> Ron Smith wrote:
> > Hello all,
> 
> Hello,
> 
> > How do you print elements of an array, each on its own
> line, in a Windows' console?
> > 
> > I'm doing the following:
> > 
> > E:\My Documents>perl -e "use
> ExtUtils::Installed; my $inst =
> ExtUtils::Installed->new(); my @modules =
> $inst->modules(); print @modules"
> > 
> > it returns:
> > 
> >
> Archive::TarArchive::ZipArray::CompareAutoLoaderCPANCPAN::ChecksumsCPAN::DistnameInfo
> ...etc.
> > 
> > I need:
> > 
> > Archive::Tar
> > Archive::Zip
> > Array::CompareAutoLoaderCPAN
> > CPAN::Checksums
> > CPAN::DistnameInfo ...etc.
> > 
> > I tried "\n", '\n' and a
> 'foreach' loop, but nothing I do seems to work.
> ..any suggestions?
> 
> I don't have Windows to test this on but this should
> work:
> 
> perl -MExtUtils::Installed -le"my $inst =
> ExtUtils::Installed->new(); print for
> $inst->modules()"
> 
Thanks, John.
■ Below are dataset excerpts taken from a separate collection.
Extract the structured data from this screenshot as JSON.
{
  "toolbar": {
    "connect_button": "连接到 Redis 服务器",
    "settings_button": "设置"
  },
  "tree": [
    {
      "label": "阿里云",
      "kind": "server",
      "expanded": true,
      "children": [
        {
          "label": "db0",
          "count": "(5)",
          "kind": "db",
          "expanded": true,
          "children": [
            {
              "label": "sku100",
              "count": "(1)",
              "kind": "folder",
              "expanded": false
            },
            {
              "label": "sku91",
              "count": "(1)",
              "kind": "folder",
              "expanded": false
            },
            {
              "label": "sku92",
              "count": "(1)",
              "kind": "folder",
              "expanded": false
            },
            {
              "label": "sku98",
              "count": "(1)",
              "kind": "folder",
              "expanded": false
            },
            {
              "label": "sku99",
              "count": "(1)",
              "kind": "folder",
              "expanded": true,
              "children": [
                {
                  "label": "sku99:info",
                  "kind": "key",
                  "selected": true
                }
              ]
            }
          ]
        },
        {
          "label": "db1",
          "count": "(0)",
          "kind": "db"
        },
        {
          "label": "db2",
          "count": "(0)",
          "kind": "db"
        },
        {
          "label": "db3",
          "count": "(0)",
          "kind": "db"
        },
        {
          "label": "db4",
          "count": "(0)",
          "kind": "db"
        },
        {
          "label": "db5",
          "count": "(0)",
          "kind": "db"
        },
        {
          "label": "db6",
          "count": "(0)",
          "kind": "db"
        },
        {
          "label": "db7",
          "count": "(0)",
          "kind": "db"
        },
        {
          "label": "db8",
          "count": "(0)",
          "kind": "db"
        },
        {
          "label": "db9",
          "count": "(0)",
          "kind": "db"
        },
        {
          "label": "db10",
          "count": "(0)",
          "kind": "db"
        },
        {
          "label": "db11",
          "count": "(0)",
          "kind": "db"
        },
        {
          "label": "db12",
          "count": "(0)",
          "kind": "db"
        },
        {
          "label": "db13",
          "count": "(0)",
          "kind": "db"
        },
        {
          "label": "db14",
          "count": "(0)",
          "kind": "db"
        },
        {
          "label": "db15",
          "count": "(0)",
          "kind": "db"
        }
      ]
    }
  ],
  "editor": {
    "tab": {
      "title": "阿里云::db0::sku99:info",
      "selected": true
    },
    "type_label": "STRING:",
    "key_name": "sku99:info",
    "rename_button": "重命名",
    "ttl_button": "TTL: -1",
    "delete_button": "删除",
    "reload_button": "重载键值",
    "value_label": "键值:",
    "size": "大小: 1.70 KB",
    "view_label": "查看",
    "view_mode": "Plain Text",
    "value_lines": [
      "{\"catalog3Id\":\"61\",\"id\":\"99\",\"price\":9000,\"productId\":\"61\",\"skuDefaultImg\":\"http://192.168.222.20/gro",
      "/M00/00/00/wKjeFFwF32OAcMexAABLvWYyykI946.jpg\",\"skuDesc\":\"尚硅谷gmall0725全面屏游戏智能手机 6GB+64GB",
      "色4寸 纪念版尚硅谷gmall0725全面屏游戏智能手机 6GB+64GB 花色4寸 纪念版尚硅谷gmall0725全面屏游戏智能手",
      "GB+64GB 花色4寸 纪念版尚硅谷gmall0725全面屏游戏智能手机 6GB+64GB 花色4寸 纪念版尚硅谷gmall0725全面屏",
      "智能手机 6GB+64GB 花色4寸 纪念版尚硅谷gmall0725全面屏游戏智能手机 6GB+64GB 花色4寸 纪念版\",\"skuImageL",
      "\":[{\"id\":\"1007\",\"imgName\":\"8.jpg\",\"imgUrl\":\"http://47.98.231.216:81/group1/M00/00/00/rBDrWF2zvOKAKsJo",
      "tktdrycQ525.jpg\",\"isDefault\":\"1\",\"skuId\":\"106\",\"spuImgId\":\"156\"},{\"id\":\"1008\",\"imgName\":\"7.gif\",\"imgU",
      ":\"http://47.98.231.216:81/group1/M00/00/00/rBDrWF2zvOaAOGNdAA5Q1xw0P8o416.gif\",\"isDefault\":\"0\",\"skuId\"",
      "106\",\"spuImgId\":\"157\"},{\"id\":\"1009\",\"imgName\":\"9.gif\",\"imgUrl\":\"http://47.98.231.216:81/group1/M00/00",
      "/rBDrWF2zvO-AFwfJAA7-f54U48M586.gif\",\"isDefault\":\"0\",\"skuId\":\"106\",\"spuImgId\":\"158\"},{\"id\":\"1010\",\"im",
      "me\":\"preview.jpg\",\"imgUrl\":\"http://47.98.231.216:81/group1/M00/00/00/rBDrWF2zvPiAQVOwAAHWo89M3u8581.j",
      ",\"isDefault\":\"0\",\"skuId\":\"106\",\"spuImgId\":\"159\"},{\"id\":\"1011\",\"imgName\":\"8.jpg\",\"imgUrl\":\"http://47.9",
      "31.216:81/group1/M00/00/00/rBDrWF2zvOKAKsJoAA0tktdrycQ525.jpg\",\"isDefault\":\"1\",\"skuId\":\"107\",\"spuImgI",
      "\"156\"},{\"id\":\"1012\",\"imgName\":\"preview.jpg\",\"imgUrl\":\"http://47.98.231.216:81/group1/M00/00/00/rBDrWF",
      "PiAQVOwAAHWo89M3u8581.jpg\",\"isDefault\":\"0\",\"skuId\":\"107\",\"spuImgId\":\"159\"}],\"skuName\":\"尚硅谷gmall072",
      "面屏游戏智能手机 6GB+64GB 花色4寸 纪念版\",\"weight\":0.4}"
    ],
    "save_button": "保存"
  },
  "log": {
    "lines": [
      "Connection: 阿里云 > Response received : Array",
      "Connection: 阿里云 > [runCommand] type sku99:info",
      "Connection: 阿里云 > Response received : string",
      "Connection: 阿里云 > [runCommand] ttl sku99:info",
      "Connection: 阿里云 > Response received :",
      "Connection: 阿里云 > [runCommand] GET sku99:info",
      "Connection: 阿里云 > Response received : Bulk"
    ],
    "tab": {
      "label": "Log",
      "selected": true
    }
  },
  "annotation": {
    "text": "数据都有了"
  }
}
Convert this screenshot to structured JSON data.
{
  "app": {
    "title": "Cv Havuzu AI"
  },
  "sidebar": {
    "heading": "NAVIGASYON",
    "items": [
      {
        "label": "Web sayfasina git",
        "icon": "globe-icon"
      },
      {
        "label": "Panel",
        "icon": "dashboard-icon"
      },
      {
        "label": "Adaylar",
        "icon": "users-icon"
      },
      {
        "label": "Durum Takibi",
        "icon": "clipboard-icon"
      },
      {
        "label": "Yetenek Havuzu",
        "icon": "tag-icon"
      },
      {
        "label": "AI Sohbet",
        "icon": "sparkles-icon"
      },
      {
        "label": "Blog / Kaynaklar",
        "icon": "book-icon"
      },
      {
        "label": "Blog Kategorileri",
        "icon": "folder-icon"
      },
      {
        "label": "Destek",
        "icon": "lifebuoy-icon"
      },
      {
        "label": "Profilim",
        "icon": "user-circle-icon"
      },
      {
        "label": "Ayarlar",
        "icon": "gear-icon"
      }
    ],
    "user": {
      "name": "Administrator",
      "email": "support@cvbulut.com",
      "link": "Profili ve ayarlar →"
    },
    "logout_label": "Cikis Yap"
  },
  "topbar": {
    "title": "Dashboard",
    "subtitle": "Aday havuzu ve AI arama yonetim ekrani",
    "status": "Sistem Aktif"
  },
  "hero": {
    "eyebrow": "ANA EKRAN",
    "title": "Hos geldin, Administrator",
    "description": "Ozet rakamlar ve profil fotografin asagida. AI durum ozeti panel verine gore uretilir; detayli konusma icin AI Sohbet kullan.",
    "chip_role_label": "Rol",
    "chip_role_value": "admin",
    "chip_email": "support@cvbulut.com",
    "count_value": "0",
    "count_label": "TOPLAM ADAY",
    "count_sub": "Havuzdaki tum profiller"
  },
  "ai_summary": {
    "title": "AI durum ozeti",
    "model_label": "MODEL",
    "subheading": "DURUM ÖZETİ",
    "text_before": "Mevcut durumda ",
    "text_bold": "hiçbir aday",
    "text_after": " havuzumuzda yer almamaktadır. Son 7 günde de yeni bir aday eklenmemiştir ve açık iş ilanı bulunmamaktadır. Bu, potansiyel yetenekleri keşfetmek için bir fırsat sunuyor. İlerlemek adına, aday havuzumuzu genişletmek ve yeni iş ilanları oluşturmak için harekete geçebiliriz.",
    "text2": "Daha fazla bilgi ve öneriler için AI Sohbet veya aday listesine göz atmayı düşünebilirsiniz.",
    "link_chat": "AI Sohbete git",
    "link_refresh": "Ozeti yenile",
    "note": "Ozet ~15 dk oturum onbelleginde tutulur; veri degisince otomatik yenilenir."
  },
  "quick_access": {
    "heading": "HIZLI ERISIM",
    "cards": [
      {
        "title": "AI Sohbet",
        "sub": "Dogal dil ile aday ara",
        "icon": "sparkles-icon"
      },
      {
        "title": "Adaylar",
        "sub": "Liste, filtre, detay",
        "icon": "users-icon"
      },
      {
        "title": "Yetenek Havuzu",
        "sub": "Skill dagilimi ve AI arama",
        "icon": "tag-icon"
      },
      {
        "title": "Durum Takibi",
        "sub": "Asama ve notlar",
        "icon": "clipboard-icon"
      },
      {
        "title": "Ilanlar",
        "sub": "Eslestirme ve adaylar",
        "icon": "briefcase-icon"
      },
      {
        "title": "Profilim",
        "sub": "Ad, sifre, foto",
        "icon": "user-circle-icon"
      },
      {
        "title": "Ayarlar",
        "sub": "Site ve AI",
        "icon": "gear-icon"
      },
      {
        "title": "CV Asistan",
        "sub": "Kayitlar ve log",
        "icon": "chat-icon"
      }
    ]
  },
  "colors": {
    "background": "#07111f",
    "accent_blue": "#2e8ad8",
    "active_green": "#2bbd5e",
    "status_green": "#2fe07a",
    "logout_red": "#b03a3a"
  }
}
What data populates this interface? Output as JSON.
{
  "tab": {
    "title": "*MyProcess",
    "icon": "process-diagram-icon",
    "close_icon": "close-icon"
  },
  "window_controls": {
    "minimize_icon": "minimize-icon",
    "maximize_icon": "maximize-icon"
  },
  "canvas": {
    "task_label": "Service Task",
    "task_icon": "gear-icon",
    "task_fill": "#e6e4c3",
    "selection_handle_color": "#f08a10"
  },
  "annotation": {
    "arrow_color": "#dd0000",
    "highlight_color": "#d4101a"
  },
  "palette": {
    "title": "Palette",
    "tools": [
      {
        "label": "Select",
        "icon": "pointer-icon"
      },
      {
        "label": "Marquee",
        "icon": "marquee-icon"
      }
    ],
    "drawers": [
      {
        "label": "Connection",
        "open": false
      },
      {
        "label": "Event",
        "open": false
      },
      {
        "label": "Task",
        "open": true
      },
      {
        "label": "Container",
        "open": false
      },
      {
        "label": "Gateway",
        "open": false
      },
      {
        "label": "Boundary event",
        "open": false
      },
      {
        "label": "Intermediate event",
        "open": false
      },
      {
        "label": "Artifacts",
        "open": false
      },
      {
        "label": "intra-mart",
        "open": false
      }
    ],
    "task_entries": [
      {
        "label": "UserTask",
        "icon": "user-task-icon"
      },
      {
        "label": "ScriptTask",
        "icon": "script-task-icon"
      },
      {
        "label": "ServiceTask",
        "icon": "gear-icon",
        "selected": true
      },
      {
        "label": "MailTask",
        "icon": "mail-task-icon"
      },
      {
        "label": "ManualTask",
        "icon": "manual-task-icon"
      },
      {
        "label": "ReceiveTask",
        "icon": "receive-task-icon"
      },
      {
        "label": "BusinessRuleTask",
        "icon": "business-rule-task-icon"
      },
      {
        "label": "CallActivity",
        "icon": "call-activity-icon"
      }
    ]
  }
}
It does work. And, I've found that my original command also works 
when I added the -l and 'for' like:

perl -le "use ExtUtils::Installed; my $inst = ExtUtils::Installed->new(); my 
@modules = $inst->modules(); print for @modules"

I don't know if mine is correct form though. 'perl -h' reveals that -l  enables 
line ending processing, specifies line terminator. Is that the idea?